Differentiation doesn’t have to be complicated or expensive

A great definition of strategy is provided by Michael Porter when he states that "Strategy is the creation of a unique and valuable position, involving a different set of activities".

Published June 26, 2019

Stop developing strategies that have you competing to be the best

Rather develop strategies that have you competing to be unique

Strategy is the creation of a unique and valuable position, involving a different set of activities

Michael Porter

This is a great definition of strategy provided by the eminent Michael Porter. His point being, stop developing strategies that have you competing to be the best. Rather, look to develop strategies that have you competing to be unique.

As Scaling Up coaches we spend a lot of time with our clients working on the strategy conversation – as well as the people one, the execution one, and the cash one. For me that is what Conversationomics™ is all about – what and how do we have conversations that enable economic growth, that enable and facilitate scaling up.

As part of the scaling up community we have a number of simple, practical, and actionable tools that we leverage to help our fantastic clients think more deeply about what it might take to be different, to compete by being unique.

This can be challenging stuff and take a fair amount of ‘brain-power’ and sometimes time. And yet a recent experience has me wondering that maybe, as well as all the excellent internal work we might do analysing how we currently operate and how that might compare to what we see our competitors doing or listening to what our customers and team members are telling us. Maybe there is another excellent source of ideas which we should also keep our minds open too.

What got me thinking was a recent experience I had whilst in Florence, an experience I have not had before in Australia, or indeed any number of countries I have had the good fortune to visit over the years, and there have been quite a few.

Hugh waiting outside Il Paiolo

Hugh waiting outside Il Paiolo

Adopting a different set of activities to make the sale
The "Prosecco Moment"

My partner and I were walking the beautiful streets of Florence on a balmy evening trying to decide where to eat. Stopping at several places, reviewing their menu’s on the street we eventually started to lean towards Il Paiolo and asked them for a table for two. To which we were told there would be a five minute wait. Now, I don’t know about you, but I am not that keen on waiting or queuing and will generally, simply move on. This restaurant though adopted a ‘different set of activities’ to make the sale.

That’s right, simply appearing with a glass of Prosecco on the house for each of us whilst we waited on the street was enough to make our experience of having to wait acceptable – we didn’t move on, we waited a tad more than five minutes, and we had a delicious meal at their establishment.
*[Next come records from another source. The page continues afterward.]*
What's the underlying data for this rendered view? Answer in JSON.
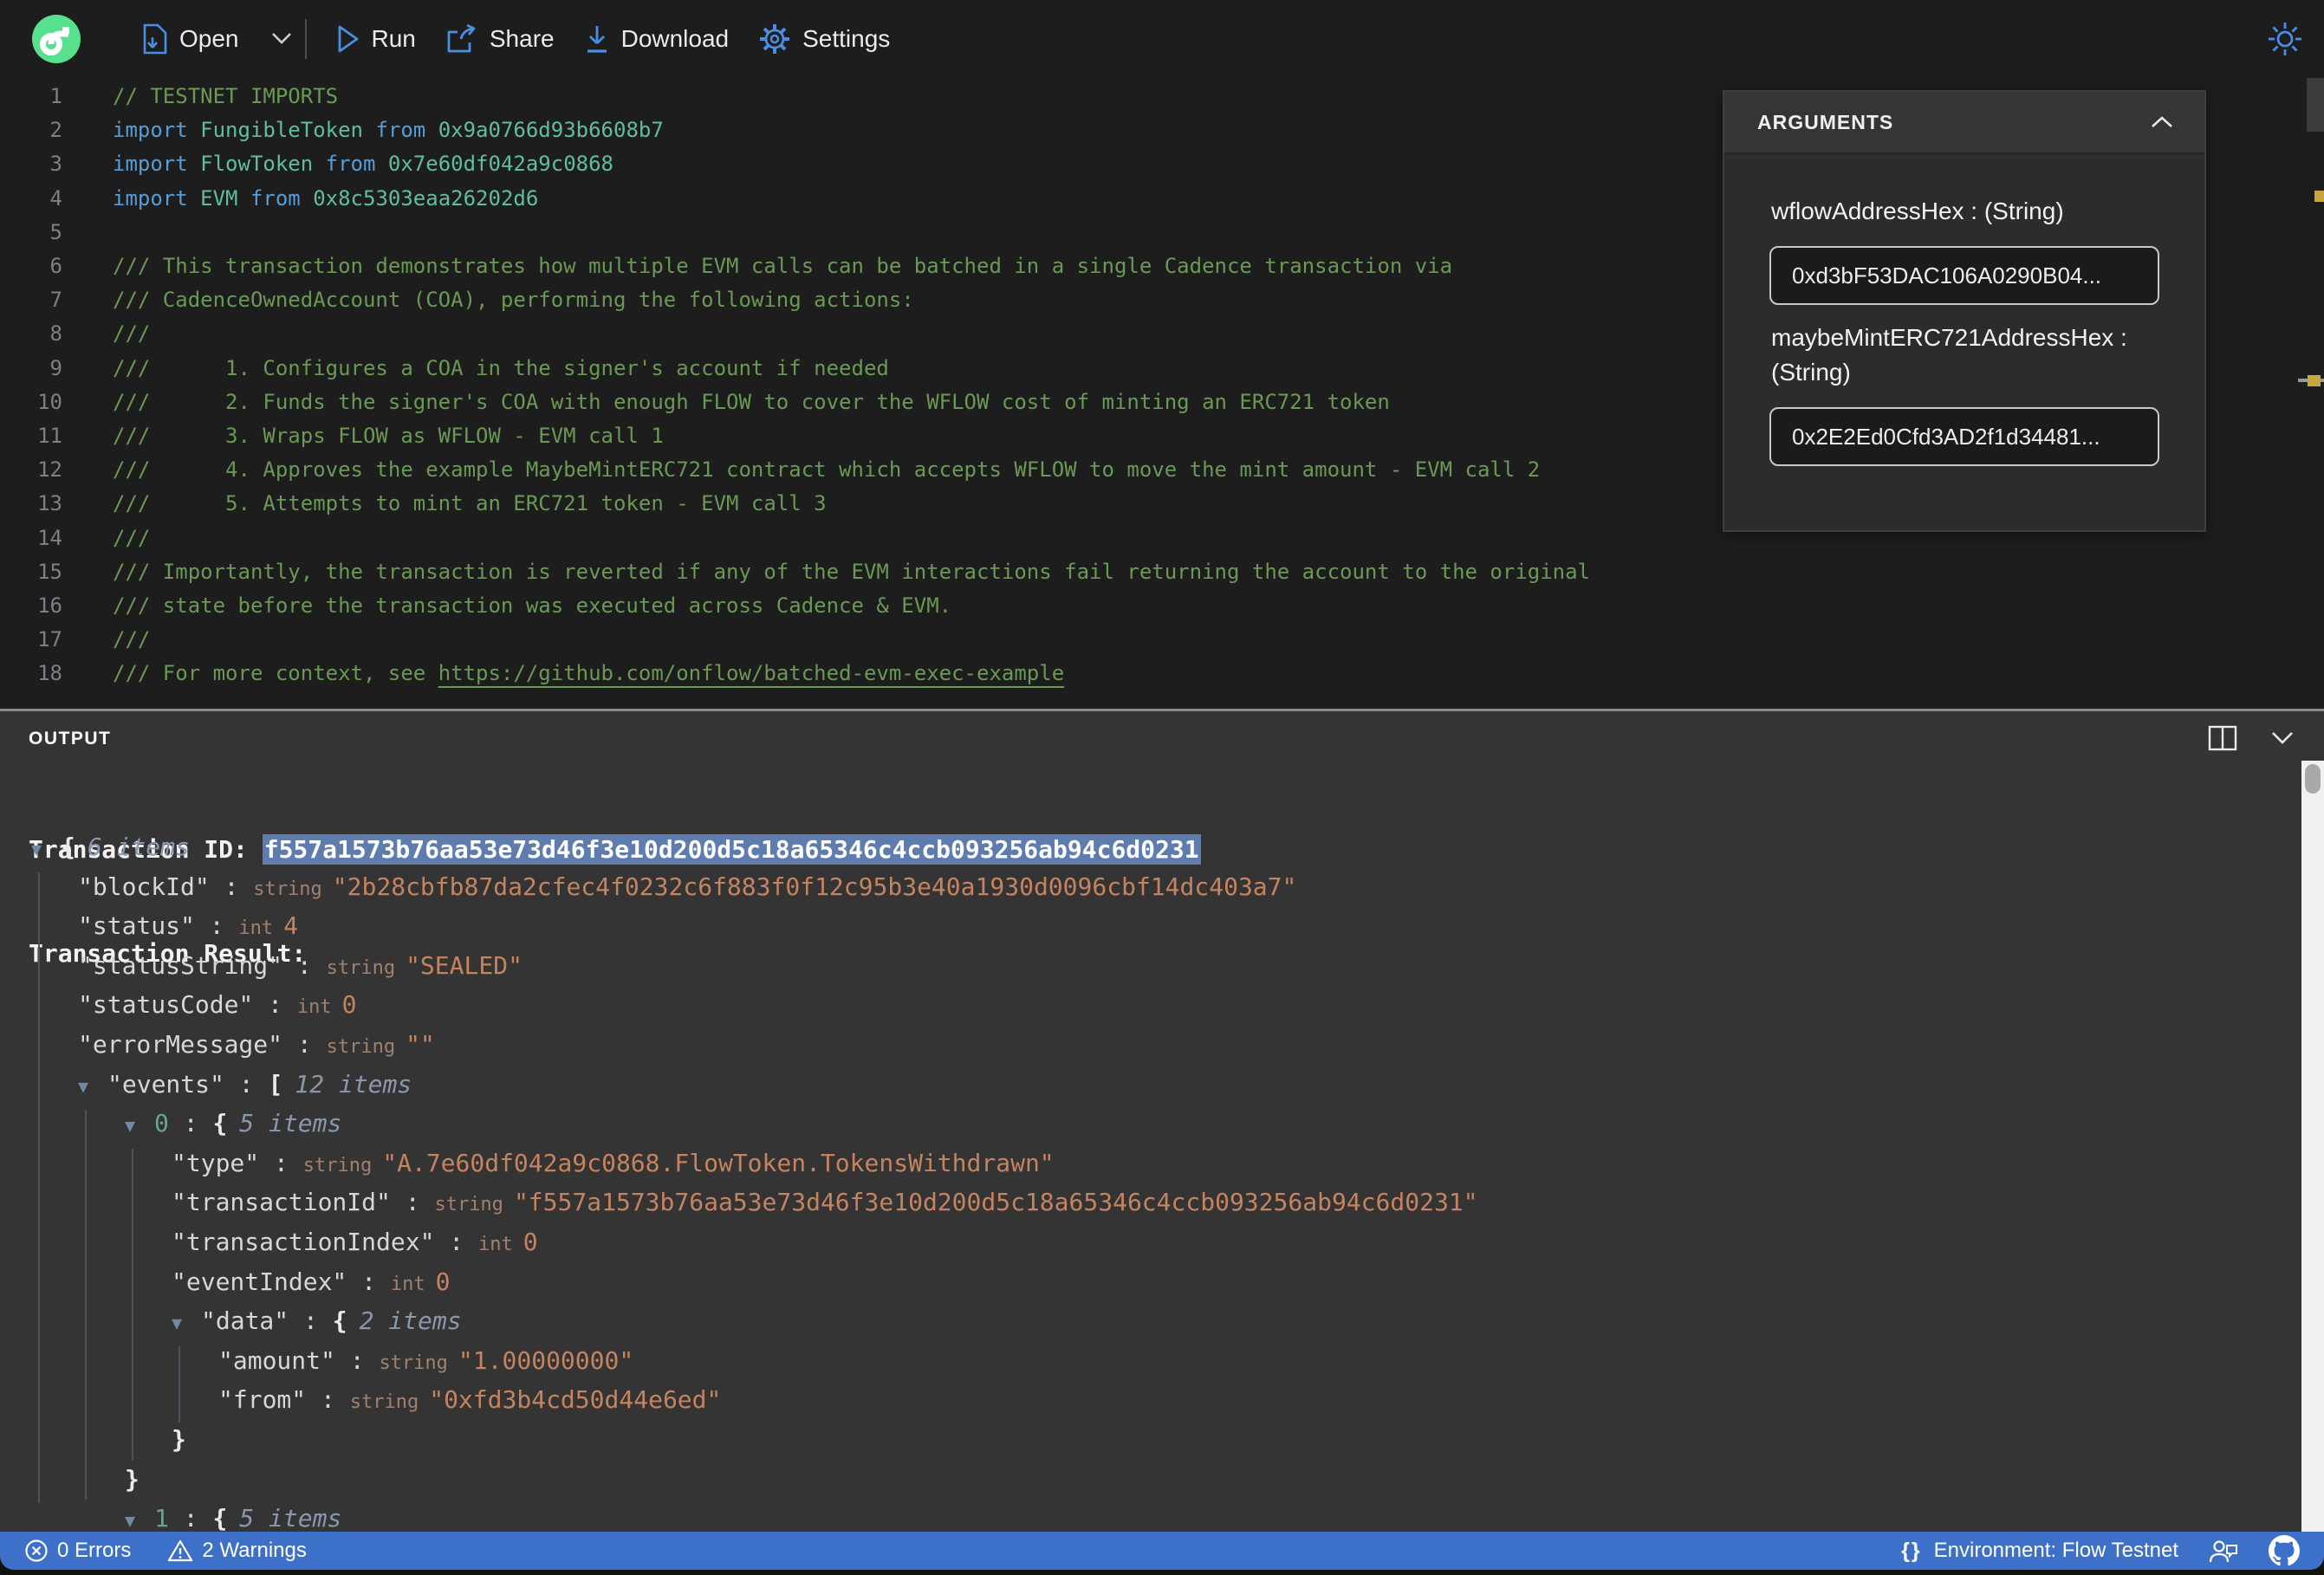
{
  "toolbar": {
    "open": "Open",
    "run": "Run",
    "share": "Share",
    "download": "Download",
    "settings": "Settings"
  },
  "editor": {
    "lines": [
      {
        "n": 1,
        "segs": [
          [
            "comment",
            "// TESTNET IMPORTS"
          ]
        ]
      },
      {
        "n": 2,
        "segs": [
          [
            "kw",
            "import "
          ],
          [
            "ty",
            "FungibleToken "
          ],
          [
            "kw",
            "from "
          ],
          [
            "ty",
            "0x9a0766d93b6608b7"
          ]
        ]
      },
      {
        "n": 3,
        "segs": [
          [
            "kw",
            "import "
          ],
          [
            "ty",
            "FlowToken "
          ],
          [
            "kw",
            "from "
          ],
          [
            "ty",
            "0x7e60df042a9c0868"
          ]
        ]
      },
      {
        "n": 4,
        "segs": [
          [
            "kw",
            "import "
          ],
          [
            "ty",
            "EVM "
          ],
          [
            "kw",
            "from "
          ],
          [
            "ty",
            "0x8c5303eaa26202d6"
          ]
        ]
      },
      {
        "n": 5,
        "segs": []
      },
      {
        "n": 6,
        "segs": [
          [
            "comment",
            "/// This transaction demonstrates how multiple EVM calls can be batched in a single Cadence transaction via"
          ]
        ]
      },
      {
        "n": 7,
        "segs": [
          [
            "comment",
            "/// CadenceOwnedAccount (COA), performing the following actions:"
          ]
        ]
      },
      {
        "n": 8,
        "segs": [
          [
            "comment",
            "///"
          ]
        ]
      },
      {
        "n": 9,
        "segs": [
          [
            "comment",
            "///      1. Configures a COA in the signer's account if needed"
          ]
        ]
      },
      {
        "n": 10,
        "segs": [
          [
            "comment",
            "///      2. Funds the signer's COA with enough FLOW to cover the WFLOW cost of minting an ERC721 token"
          ]
        ]
      },
      {
        "n": 11,
        "segs": [
          [
            "comment",
            "///      3. Wraps FLOW as WFLOW - EVM call 1"
          ]
        ]
      },
      {
        "n": 12,
        "segs": [
          [
            "comment",
            "///      4. Approves the example MaybeMintERC721 contract which accepts WFLOW to move the mint amount - EVM call 2"
          ]
        ]
      },
      {
        "n": 13,
        "segs": [
          [
            "comment",
            "///      5. Attempts to mint an ERC721 token - EVM call 3"
          ]
        ]
      },
      {
        "n": 14,
        "segs": [
          [
            "comment",
            "///"
          ]
        ]
      },
      {
        "n": 15,
        "segs": [
          [
            "comment",
            "/// Importantly, the transaction is reverted if any of the EVM interactions fail returning the account to the original"
          ]
        ]
      },
      {
        "n": 16,
        "segs": [
          [
            "comment",
            "/// state before the transaction was executed across Cadence & EVM."
          ]
        ]
      },
      {
        "n": 17,
        "segs": [
          [
            "comment",
            "///"
          ]
        ]
      },
      {
        "n": 18,
        "segs": [
          [
            "comment",
            "/// For more context, see "
          ],
          [
            "link",
            "https://github.com/onflow/batched-evm-exec-example"
          ]
        ]
      }
    ]
  },
  "arguments_panel": {
    "title": "ARGUMENTS",
    "fields": [
      {
        "label": "wflowAddressHex : (String)",
        "value": "0xd3bF53DAC106A0290B04..."
      },
      {
        "label": "maybeMintERC721AddressHex : (String)",
        "value": "0x2E2Ed0Cfd3AD2f1d34481..."
      }
    ]
  },
  "output": {
    "title": "OUTPUT",
    "transaction_id_label": "Transaction ID: ",
    "transaction_id": "f557a1573b76aa53e73d46f3e10d200d5c18a65346c4ccb093256ab94c6d0231",
    "transaction_result_label": "Transaction Result:",
    "tree": [
      {
        "i": 0,
        "s": [
          [
            "arrow",
            ""
          ],
          [
            "br",
            "{"
          ],
          [
            "it",
            "6 items"
          ]
        ]
      },
      {
        "i": 1,
        "s": [
          [
            "key",
            "\"blockId\""
          ],
          [
            "pn",
            " : "
          ],
          [
            "ty",
            "string"
          ],
          [
            "str",
            "\"2b28cbfb87da2cfec4f0232c6f883f0f12c95b3e40a1930d0096cbf14dc403a7\""
          ]
        ]
      },
      {
        "i": 1,
        "s": [
          [
            "key",
            "\"status\""
          ],
          [
            "pn",
            " : "
          ],
          [
            "ty",
            "int"
          ],
          [
            "int",
            "4"
          ]
        ]
      },
      {
        "i": 1,
        "s": [
          [
            "key",
            "\"statusString\""
          ],
          [
            "pn",
            " : "
          ],
          [
            "ty",
            "string"
          ],
          [
            "str",
            "\"SEALED\""
          ]
        ]
      },
      {
        "i": 1,
        "s": [
          [
            "key",
            "\"statusCode\""
          ],
          [
            "pn",
            " : "
          ],
          [
            "ty",
            "int"
          ],
          [
            "int",
            "0"
          ]
        ]
      },
      {
        "i": 1,
        "s": [
          [
            "key",
            "\"errorMessage\""
          ],
          [
            "pn",
            " : "
          ],
          [
            "ty",
            "string"
          ],
          [
            "str",
            "\"\""
          ]
        ]
      },
      {
        "i": 1,
        "s": [
          [
            "arrow",
            ""
          ],
          [
            "key",
            "\"events\""
          ],
          [
            "pn",
            " : "
          ],
          [
            "br",
            "["
          ],
          [
            "it",
            "12 items"
          ]
        ]
      },
      {
        "i": 2,
        "s": [
          [
            "arrow",
            ""
          ],
          [
            "idx",
            "0"
          ],
          [
            "pn",
            " : "
          ],
          [
            "br",
            "{"
          ],
          [
            "it",
            "5 items"
          ]
        ]
      },
      {
        "i": 3,
        "s": [
          [
            "key",
            "\"type\""
          ],
          [
            "pn",
            " : "
          ],
          [
            "ty",
            "string"
          ],
          [
            "str",
            "\"A.7e60df042a9c0868.FlowToken.TokensWithdrawn\""
          ]
        ]
      },
      {
        "i": 3,
        "s": [
          [
            "key",
            "\"transactionId\""
          ],
          [
            "pn",
            " : "
          ],
          [
            "ty",
            "string"
          ],
          [
            "str",
            "\"f557a1573b76aa53e73d46f3e10d200d5c18a65346c4ccb093256ab94c6d0231\""
          ]
        ]
      },
      {
        "i": 3,
        "s": [
          [
            "key",
            "\"transactionIndex\""
          ],
          [
            "pn",
            " : "
          ],
          [
            "ty",
            "int"
          ],
          [
            "int",
            "0"
          ]
        ]
      },
      {
        "i": 3,
        "s": [
          [
            "key",
            "\"eventIndex\""
          ],
          [
            "pn",
            " : "
          ],
          [
            "ty",
            "int"
          ],
          [
            "int",
            "0"
          ]
        ]
      },
      {
        "i": 3,
        "s": [
          [
            "arrow",
            ""
          ],
          [
            "key",
            "\"data\""
          ],
          [
            "pn",
            " : "
          ],
          [
            "br",
            "{"
          ],
          [
            "it",
            "2 items"
          ]
        ]
      },
      {
        "i": 4,
        "s": [
          [
            "key",
            "\"amount\""
          ],
          [
            "pn",
            " : "
          ],
          [
            "ty",
            "string"
          ],
          [
            "str",
            "\"1.00000000\""
          ]
        ]
      },
      {
        "i": 4,
        "s": [
          [
            "key",
            "\"from\""
          ],
          [
            "pn",
            " : "
          ],
          [
            "ty",
            "string"
          ],
          [
            "str",
            "\"0xfd3b4cd50d44e6ed\""
          ]
        ]
      },
      {
        "i": 3,
        "s": [
          [
            "br",
            "}"
          ]
        ]
      },
      {
        "i": 2,
        "s": [
          [
            "br",
            "}"
          ]
        ]
      },
      {
        "i": 2,
        "s": [
          [
            "arrow",
            ""
          ],
          [
            "idx",
            "1"
          ],
          [
            "pn",
            " : "
          ],
          [
            "br",
            "{"
          ],
          [
            "it",
            "5 items"
          ]
        ]
      }
    ]
  },
  "status_bar": {
    "errors": "0 Errors",
    "warnings": "2 Warnings",
    "braces": "{}",
    "environment": "Environment: Flow Testnet"
  },
  "colors": {
    "accent_blue": "#4a8de2",
    "flow_green": "#57e08d",
    "editor_bg": "#1d1d1d",
    "output_bg": "#343434",
    "status_bar": "#3d70c9",
    "selection": "#5e7cae",
    "comment_green": "#6a9955",
    "keyword_blue": "#569cd6",
    "type_teal": "#5fbda2",
    "json_value": "#c5835f",
    "warning_marker": "#c9a63d"
  }
}
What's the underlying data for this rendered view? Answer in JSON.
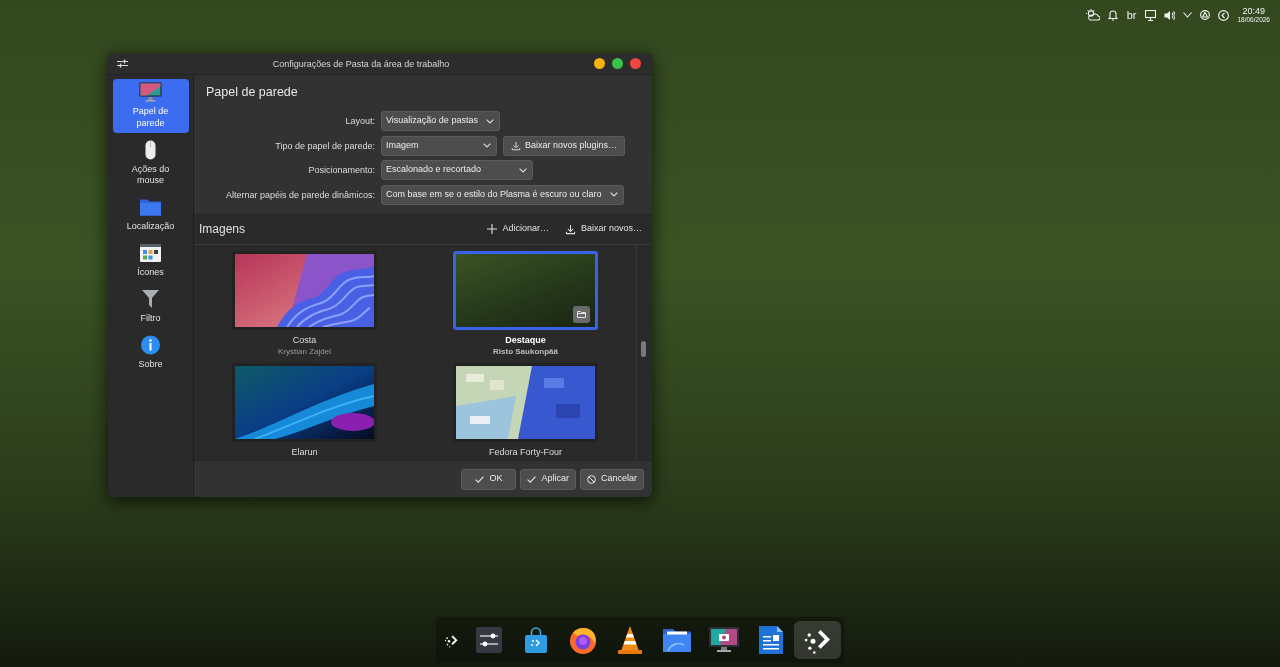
{
  "window": {
    "title": "Configurações de Pasta da área de trabalho"
  },
  "sidebar": {
    "items": [
      {
        "label": "Papel de parede",
        "selected": true
      },
      {
        "label": "Ações do mouse",
        "selected": false
      },
      {
        "label": "Localização",
        "selected": false
      },
      {
        "label": "Ícones",
        "selected": false
      },
      {
        "label": "Filtro",
        "selected": false
      },
      {
        "label": "Sobre",
        "selected": false
      }
    ]
  },
  "page": {
    "heading": "Papel de parede",
    "fields": [
      {
        "label": "Layout:",
        "value": "Visualização de pastas"
      },
      {
        "label": "Tipo de papel de parede:",
        "value": "Imagem",
        "button": "Baixar novos plugins…"
      },
      {
        "label": "Posicionamento:",
        "value": "Escalonado e recortado"
      },
      {
        "label": "Alternar papéis de parede dinâmicos:",
        "value": "Com base em se o estilo do Plasma é escuro ou claro"
      }
    ]
  },
  "images": {
    "title": "Imagens",
    "actions": [
      {
        "label": "Adicionar…",
        "kind": "add"
      },
      {
        "label": "Baixar novos…",
        "kind": "download"
      }
    ],
    "items": [
      {
        "name": "Costa",
        "author": "Krystian Zajdel",
        "selected": false
      },
      {
        "name": "Destaque",
        "author": "Risto Saukonpää",
        "selected": true
      },
      {
        "name": "Elarun",
        "selected": false
      },
      {
        "name": "Fedora Forty-Four",
        "selected": false
      }
    ]
  },
  "buttons": [
    {
      "label": "OK",
      "kind": "confirm"
    },
    {
      "label": "Aplicar",
      "kind": "confirm"
    },
    {
      "label": "Cancelar",
      "kind": "cancel"
    }
  ],
  "tray": {
    "keyboard_layout": "br",
    "time": "20:49",
    "date": "18/06/2026"
  },
  "dock": {
    "items": [
      {
        "selected": false
      },
      {
        "selected": false
      },
      {
        "selected": false
      },
      {
        "selected": false
      },
      {
        "selected": false
      },
      {
        "selected": false
      },
      {
        "selected": false
      },
      {
        "selected": false
      },
      {
        "selected": true
      }
    ]
  }
}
Interestingly at least another 7 to 8 patrons experienced their ‘Prosecco Moment’ whilst we were there eating. So for the price of a bottle of Prosecco they made sure that their tables were not left vacant for any length of time and locked in an additional Euros700 to 1,200 of business that could have gone to the competition.

So what might you do?

So what might you observe other industries doing? What might keeping present to what is going on around you turn up?

What simple, cheap and easy to implement ideas might you or any member of your team potentially have whilst you are not even working?